Many masterpieces have also been found at the Royal Cemetery at Ur (c. 2650 BC), including the two figures of a Ram in a Thicket, the Copper Bull and a bull's head on one of the Lyres of Ur.[70] The so-called Standard of Ur, actually an inlaid box or set of panels of uncertain function, is finely inlaid with partly figurative designs.[71]

A group of 12 temple statues known as the Tell Asmar Hoard, now split up, show gods, priests and donor worshippers at different sizes, but all in the same highly simplified style. All have greatly enlarged inlaid eyes, but the tallest figure, the main cult image depicting the local god, has enormous eyes that give it a "fierce power".[72] Later in the period this geometric style was replaced by a strongly contrasting one giving "a detailed rendering of the physical peculiarities of the subject"; "Instead of sharply contrasting, clearly articulated masses, we see fluid transitions and infinitely modulated surfaces".[73]

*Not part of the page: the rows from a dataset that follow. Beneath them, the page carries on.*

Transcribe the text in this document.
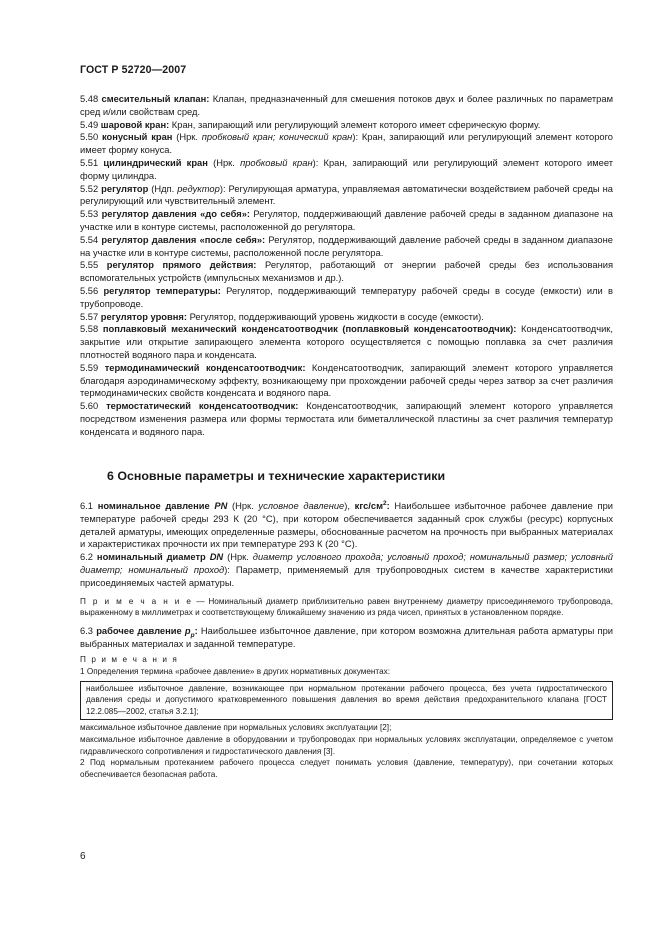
ГОСТ Р 52720—2007

5.48 смесительный клапан: Клапан, предназначенный для смешения потоков двух и более различных по параметрам сред и/или свойствам сред.

5.49 шаровой кран: Кран, запирающий или регулирующий элемент которого имеет сферическую форму.

5.50 конусный кран (Нрк. пробковый кран; конический кран): Кран, запирающий или регулирующий элемент которого имеет форму конуса.

5.51 цилиндрический кран (Нрк. пробковый кран): Кран, запирающий или регулирующий элемент которого имеет форму цилиндра.

5.52 регулятор (Ндп. редуктор): Регулирующая арматура, управляемая автоматически воздействием рабочей среды на регулирующий или чувствительный элемент.

5.53 регулятор давления «до себя»: Регулятор, поддерживающий давление рабочей среды в заданном диапазоне на участке или в контуре системы, расположенной до регулятора.

5.54 регулятор давления «после себя»: Регулятор, поддерживающий давление рабочей среды в заданном диапазоне на участке или в контуре системы, расположенной после регулятора.

5.55 регулятор прямого действия: Регулятор, работающий от энергии рабочей среды без использования вспомогательных устройств (импульсных механизмов и др.).

5.56 регулятор температуры: Регулятор, поддерживающий температуру рабочей среды в сосуде (емкости) или в трубопроводе.

5.57 регулятор уровня: Регулятор, поддерживающий уровень жидкости в сосуде (емкости).

5.58 поплавковый механический конденсатоотводчик (поплавковый конденсатоотводчик): Конденсатоотводчик, закрытие или открытие запирающего элемента которого осуществляется с помощью поплавка за счет различия плотностей водяного пара и конденсата.

5.59 термодинамический конденсатоотводчик: Конденсатоотводчик, запирающий элемент которого управляется благодаря аэродинамическому эффекту, возникающему при прохождении рабочей среды через затвор за счет различия термодинамических свойств конденсата и водяного пара.

5.60 термостатический конденсатоотводчик: Конденсатоотводчик, запирающий элемент которого управляется посредством изменения размера или формы термостата или биметаллической пластины за счет различия температур конденсата и водяного пара.

6 Основные параметры и технические характеристики

6.1 номинальное давление PN (Нрк. условное давление), кгс/$см^2$: Наибольшее избыточное рабочее давление при температуре рабочей среды 293 К (20 °С), при котором обеспечивается заданный срок службы (ресурс) корпусных деталей арматуры, имеющих определенные размеры, обоснованные расчетом на прочность при выбранных материалах и характеристиках прочности их при температуре 293 К (20 °С).

6.2 номинальный диаметр DN (Нрк. диаметр условного прохода; условный проход; номинальный размер; условный диаметр; номинальный проход): Параметр, применяемый для трубопроводных систем в качестве характеристики присоединяемых частей арматуры.

П р и м е ч а н и е — Номинальный диаметр приблизительно равен внутреннему диаметру присоединяемого трубопровода, выраженному в миллиметрах и соответствующему ближайшему значению из ряда чисел, принятых в установленном порядке.

6.3 рабочее давление $p_р$: Наибольшее избыточное давление, при котором возможна длительная работа арматуры при выбранных материалах и заданной температуре.

П р и м е ч а н и я

1 Определения термина «рабочее давление» в других нормативных документах:

наибольшее избыточное давление, возникающее при нормальном протекании рабочего процесса, без учета гидростатического давления среды и допустимого кратковременного повышения давления во время действия предохранительного клапана [ГОСТ 12.2.085—2002, статья 3.2.1];

максимальное избыточное давление при нормальных условиях эксплуатации [2];

максимальное избыточное давление в оборудовании и трубопроводах при нормальных условиях эксплуатации, определяемое с учетом гидравлического сопротивления и гидростатического давления [3].

2 Под нормальным протеканием рабочего процесса следует понимать условия (давление, температуру), при сочетании которых обеспечивается безопасная работа.

6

Akkadian Empire period (c. 2271–2154 BC)edit

Victory Stele of Naram-Sin; 2255–2220 BC; reddish sandstone with yellow patches (signs of having been burnt?); height: 200 cm, width: 150 cm; Louvre

The Akkadian Empire was the first to control not only all Mesopotamia, but other territories in the Levant, from about 2271 to 2154 BC. The Akkadians were not Sumerian, and spoke a Semitic language. In art there was a great emphasis on the kings of the dynasty, alongside much that continued earlier Sumerian art. In large works and small ones such as seals, the degree of realism was considerably increased,[79] but the seals show a "grim world of cruel conflict, of danger and uncertainty, a world in which man is subjected without appeal to the incomprehensible acts of distant and fearful divinities who he must serve but cannot love. This sombre mood ... remained characteristic of Mesopotamian art..."[80]

King Naram-Sin's famous Victory Stele depicts him as a god-king (symbolized by his horned helmet) climbing a mountain above his soldiers, and his enemies, the defeated Lullubi. Although the stele was broken off at the top when it was stolen and carried off by the Elamite forces of Shutruk-Nakhunte, it still strikingly reveals the pride, glory, and divinity of Naram-Sin. The stele seems to break from tradition by using successive diagonal tiers to communicate the story to viewers, however, the more traditional horizontal frames are visible on smaller broken pieces. It is 6 feet 7 inches (2.01 m) tall, and made from pink sandstone.[81][82] From the same reign, the bare legs and lower torso of the copper Bassetki Statue show an unprecedented level of realism, as does the imposing bronze head of a bearded ruler (Louvre).[83]

The Louvre head is a life-size, bronze bust found in Nineveh. The intricate curling and patterning of the beard and the complex hairstyle suggests royalty, power, and wealth from an ideal male in society. Aside from its aesthetic traits, this piece is spectacular because it is the earliest hollow-cast sculpture item known to use the lost-wax casting process.[84] There is deliberate damage on the left side of the face and eye, indicating that the bust was intentionally slashed at a later period to demonstrate political iconoclasm.[85]

Neo-Sumerian period (c. 2112–2004 BC)edit

After the fall of the Akkadian Empire, a local dynasty emerged in Lagash. Gudea, ruler of Lagash (reign ca. 2144 to 2124 BC), was a great patron of new temples early in the period, and an unprecedented 26 statues of Gudea, mostly rather small, have survived from temples, beautifully executed, mostly in "costly and very hard diorite" stone. These exude a confident serenity.[88]

The northern Royal Palace of Mari produced a number of important objects from before about 1800 BC, including the Statue of Iddi-Ilum,[89] and the most extensive remains of Mesopotamian palace frescos.[90]

The Neo-Sumerian art of the Third Dynasty of Ur reached new heights, especially in terms of realism and fine craftmanship.